Hay coches que, por muchos motivos que tengan para llamar la atención, pasan desapercibidos. Es el caso del Touareg. Pero no siempre fue así. Con más tecnología que nunca, ¿logrará reconquistar la popularidad que tenía en el pasado?

Imagen frontal del VW Touareg R-Line

Antes de empezar, qué debes saber del VW Touareg:

Que es el SUV más grande de Volkswagen y además -desde la retirada del sedán Phaeton- su ‘buque insignia’ en solitario. Mide 4,87 m de largo, por 2,19 de ancho y 2,90 m de distancia entre ejes. Este ‘Panzer’ es capaz de alojar con comodidad a cinco adultos, y constituye una opción excelente para viajar.

Que fue protagonista en la historia reciente de VW: la primera iteración apareció en 2004, y se convirtió en un éxito de ventas para la marca. Ha llevado algunos de los motores más grandes y potentes del Grupo VAG, siempre con transmisiones automáticas. Y ha conquistado la prueba más dura del mundo -el Dakar- en varias ocasiones, incluyendo una victoria con Carlos Sainz en 2010. La unidad que hemos probado pertenece a la tercera generación, lanzada al mercado en 2018.

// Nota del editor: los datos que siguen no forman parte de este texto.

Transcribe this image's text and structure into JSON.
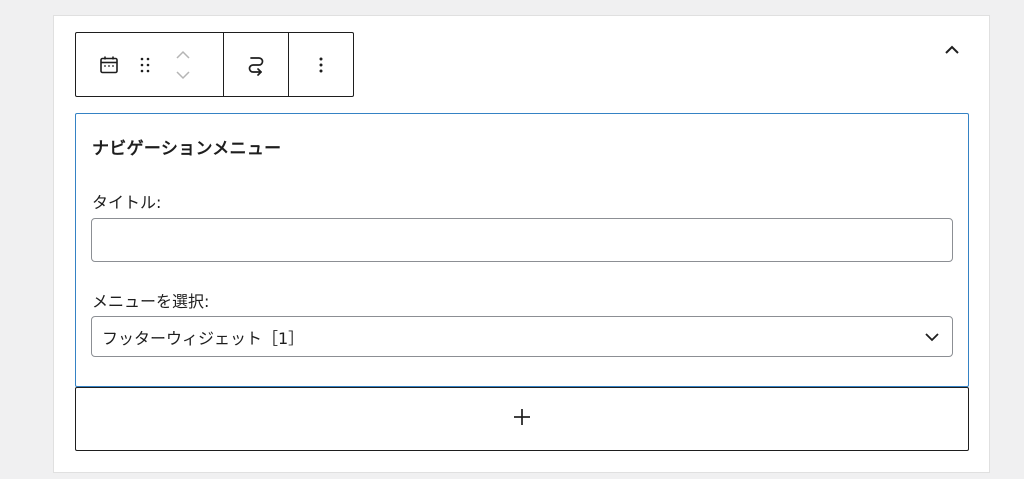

Que es abrumadoramente tecnológico: cuenta con asistentes como el control de crucero inteligente, frenada automática de emergencia, mantenimiento de carril, luces completamente automáticas e, incluso, un sistema de capó activo que reduce los daños provocados al peatón por un atropello. En el interior se localiza la pantalla multimedia que, en combinación con el panel de instrumentos digital, constituye el centro de nuestra prueba.

Que la versión R-Line de nuestra unidad de pruebas es una de las más equipadas. Entre los extras que incorpora se encuentra la suspensión neumática autonivelante y un paquete específico de tapicería de cuero y molduras exteriores en color negro brillante. De todos modos, no es un coche barato: si quieres uno como éste deberás disponer de -aproximadamente- 95.450€ en el banco.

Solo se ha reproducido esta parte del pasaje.